Continued from… Day 22
Is there anything about submission (yours or what you see in others) that you question, dislike or repels you? Was there a time you questioned or were resistant to your own submissive feelings?
There is nothing in my own submission that I question, dislike or that repels me. Regarding what others do, I have always adapted the opinion that I respect others for their choices. It is not my place to judge or even have any remarks regarding how others live their lives, be it a vanilla or a kinky relationship.
That said, I have to say that there definitely are things that I am quite curious about and other things that even though I have not tried it before, I am sure that those will be hard limits for me. Things I am curious about are pet/pony play and Daddy/girl relationships. Things that are hard limits for me is anything that has to do with excreta. And then there is one thing that I cannot decide whether it’s a hard limit or whether I am curious about it: needle play.

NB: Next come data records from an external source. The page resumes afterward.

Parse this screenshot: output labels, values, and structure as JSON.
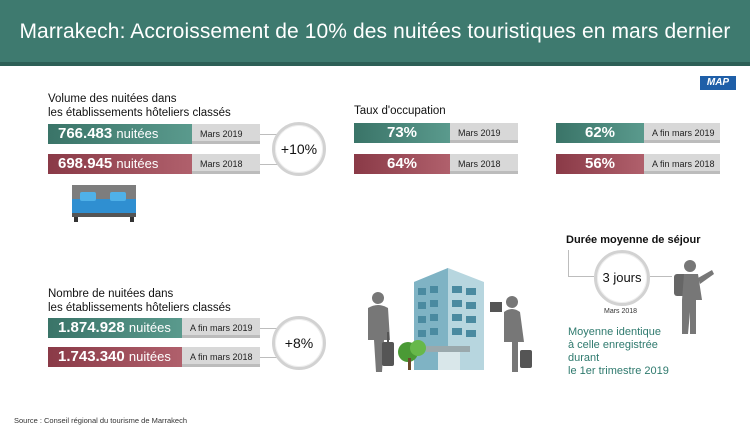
{
  "header": {
    "title": "Marrakech: Accroissement de 10% des nuitées touristiques en mars dernier"
  },
  "logo": {
    "text": "MAP"
  },
  "volume": {
    "title_line1": "Volume des nuitées dans",
    "title_line2": "les établissements hôteliers classés",
    "rows": [
      {
        "value": "766.483",
        "unit": "nuitées",
        "period": "Mars 2019"
      },
      {
        "value": "698.945",
        "unit": "nuitées",
        "period": "Mars 2018"
      }
    ],
    "change": "+10%"
  },
  "taux": {
    "title": "Taux d'occupation",
    "mars": [
      {
        "value": "73%",
        "period": "Mars 2019"
      },
      {
        "value": "64%",
        "period": "Mars 2018"
      }
    ],
    "fin_mars": [
      {
        "value": "62%",
        "period": "A fin mars 2019"
      },
      {
        "value": "56%",
        "period": "A fin mars 2018"
      }
    ]
  },
  "nombre": {
    "title_line1": "Nombre de nuitées dans",
    "title_line2": "les établissements hôteliers classés",
    "rows": [
      {
        "value": "1.874.928",
        "unit": "nuitées",
        "period": "A fin mars 2019"
      },
      {
        "value": "1.743.340",
        "unit": "nuitées",
        "period": "A fin mars 2018"
      }
    ],
    "change": "+8%"
  },
  "duree": {
    "title": "Durée moyenne de séjour",
    "value": "3 jours",
    "period": "Mars 2018",
    "note_line1": "Moyenne identique",
    "note_line2": "à celle enregistrée durant",
    "note_line3": "le 1er trimestre 2019"
  },
  "source": "Source : Conseil régional du tourisme de Marrakech",
  "colors": {
    "green": "#3e7a6f",
    "red": "#9b4a56",
    "grey": "#d8d8d8"
  }
}
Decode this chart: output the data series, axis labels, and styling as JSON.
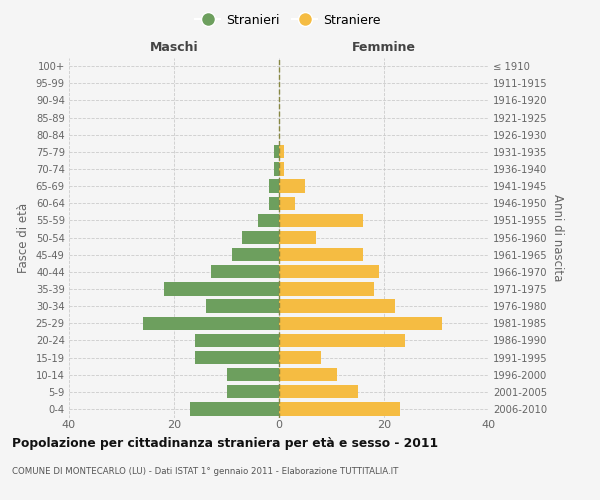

There was a time when indeed I questioned my submission. Several times maybe. I have never been resistant to my feelings, but have gone into a kind of frenzy in wanting more. I wanted to submit more. ‘More’ was difficult to explain, but I just had this urge for Master T. to be busy dominating me at all times. He kept the balance and never allowed me to go overboard. He determined the frequency, the moments and it brought me to a stable point where I was willing to patiently wait for what He decides. Okay, almost patiently, because it should never be ‘quiet’ for too long, because then I feel as if I am going to fall apart.
Way in the beginning of our D/s relationship I sometimes had the doubt if I would be able to let go. I have been used to always be in control in all situations, but I wanted nothing more than to let go and give Master T. all control. That is easier said than done though and I am still working on it. Some moments letting go is easier than others.
I need Master T. to lead the way and keep me from going into a frenzy again, and I need Him to lead me to try new things and find my boundaries. And He is doing exactly that!